The nascent party leads in the polls, but experts say that Zelensky is the only driving force behind the virtual project whose members and programme remain unknown.

“Zelensky is trying to convert his political success into the success of this party,” analyst Haran said.

The snap election is one of many more political conundrums Zelensky is facing.

The largest one is Russia’s 2014 annexation of Crimea and its support to separatists in the Donetsk and Luhansk regions. The Moscow-backed armed rebellion against the central government became Europe’s hottest armed conflict, claiming more than 13,000 lives and displacing millions.

Yet, apart from populist statements, Zelensky hasn’t come up with a concrete plan for the peace settlement. After all, he is not the one to call the shots, experts say.

"The solution largely depends on [Russian President Vladimir] Putin,” political analyst Volodymir Fesenko told TRT World. “Will Putin agree to a compromise, to a ceasefire – we don't know.”

The Kremlin has not congratulated Zelensky with his election and says Putin still has no plans to meet him. “No contacts are on the agenda for now," Putin's spokesman Dmitry Peskov told journalists Monday.

However, Putin’s critics are enthusiastic about Zelensky’s success.

The very fact Zelensky won the election "is very important for the future of Russia that still lives in the 20th century vegetating on the outskirts of global progress", Russian opposition leader Gennady Gudkov told TRT World.
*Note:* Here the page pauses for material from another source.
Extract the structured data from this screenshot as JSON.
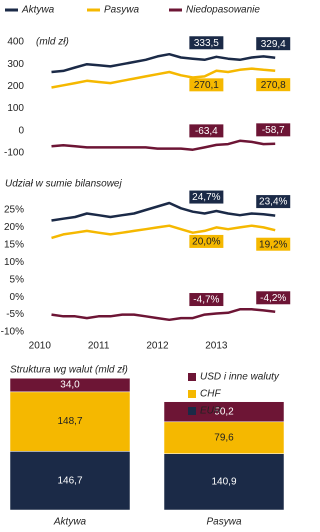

Since the 2014 Euromaidan protests that ousted pro-Russian President Viktor Yanukovych, Ukraine’s authorities have been pushing the West to impose sanctions on Russia, and Zelensky continues the nudge.

“I’d like to ask you to make sure the US continues to strengthen sanctions against Russia,” he told a US delegation at the inauguration.

Zelensky pledged to continue his predecessor’s efforts to make Ukraine part of the European Union and NATO. Vadim Pristayko, Ukraine’s current ambassador to NATO, may become Zelensky’s new foreign minister, according to media reports.

But both blocs are far from ready to embrace the nation of 44 million with a separatist problem, a struggling economy, endemic corruption and fertile black-earth soils whose produce may reshape Europe’s food market.

“We have chosen a path to Europe, but Europe is not somewhere out there, Europe is here,” Zelensky said during the inauguration pointing at his head and referring to a common need to develop a ‘European’ mentality. “This is our common dream.”